Commit your changes following the commit message guidelines
Push to your fork:
```
git push origin feature/my-new-feature
```
Open a Pull Request on GitHub with:
Clear title describing the change
Description of what changed and why
Reference to any related issues
Screenshots/examples if applicable
Address review feedback if requested
Wait for CI checks to pass before merging

Commit Message Guidelines

We follow conventional commit format:

<type>(<scope>): <subject>

<body>

<footer>

Types

feat: New feature
fix: Bug fix
docs: Documentation changes
style: Code style changes (formatting, etc.)
refactor: Code refactoring
test: Adding or updating tests
chore: Maintenance tasks

Examples

feat(metrics): add IoU metric for regression tasks

Implemented Intersection over Union metric with bootstrap
confidence intervals for regression evaluation.

Closes #123

fix(bootstrap): correct BCa interval calculation

Fixed bias correction in bootstrap BCa method that was
causing incorrect confidence intervals for small samples.
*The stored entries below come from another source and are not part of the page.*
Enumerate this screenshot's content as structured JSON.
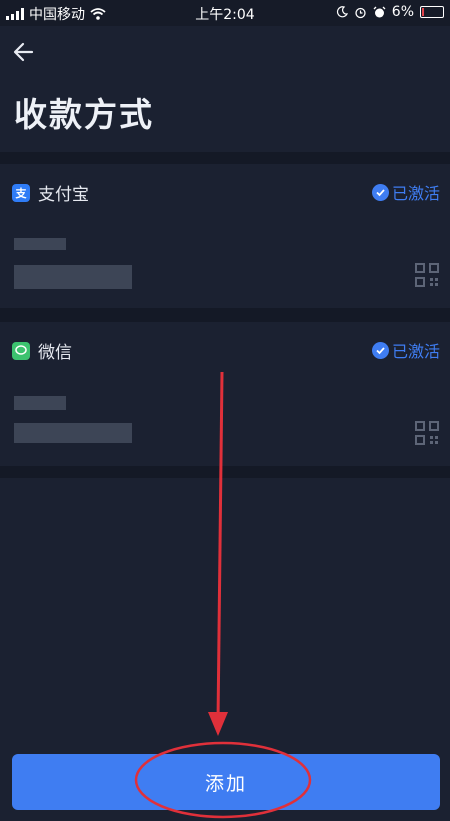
{
  "status_bar": {
    "carrier": "中国移动",
    "time": "上午2:04",
    "battery": "6%"
  },
  "header": {
    "title": "收款方式"
  },
  "payment_methods": [
    {
      "name": "支付宝",
      "icon_text": "支",
      "icon_color": "#2f7cf6",
      "status": "已激活"
    },
    {
      "name": "微信",
      "icon_color": "#3cc26f",
      "status": "已激活"
    }
  ],
  "footer": {
    "add_label": "添加"
  },
  "colors": {
    "accent": "#3f7df2",
    "background": "#1b2131",
    "annotation": "#e0303a"
  },
  "icons": [
    "back-arrow-icon",
    "wifi-icon",
    "moon-icon",
    "alarm-icon",
    "battery-icon",
    "check-circle-icon",
    "qr-code-icon",
    "wechat-icon"
  ]
}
docs(api): add examples for F1 score usage

Added comprehensive examples showing binary, macro, and
micro averaging for F1 score computation.

Testing Requirements

Coverage Standards

Minimum coverage: 80% overall
New code: Should have at least 90% coverage
Critical paths: Must have 100% coverage

What to Test

Basic functionality: Does it work as expected?
Edge cases: Empty arrays, perfect scores, all zeros
Invalid inputs: Wrong shapes, invalid parameters
Integration: Works through MetricEvaluator
Reproducibility: Random state produces consistent results
CI methods: Different methods produce valid intervals

Test Organization

tests/test_classification.py - Classification metrics
tests/test_regression.py - Regression metrics
tests/test_detection.py - Detection metrics
tests/test_methods.py - CI calculation methods
tests/test_evaluator.py - MetricEvaluator interface

Questions?

If you have questions:

Check the documentation
Search existing issues
Open a new issue

License

By contributing, you agree that your contributions will be licensed under the MIT License.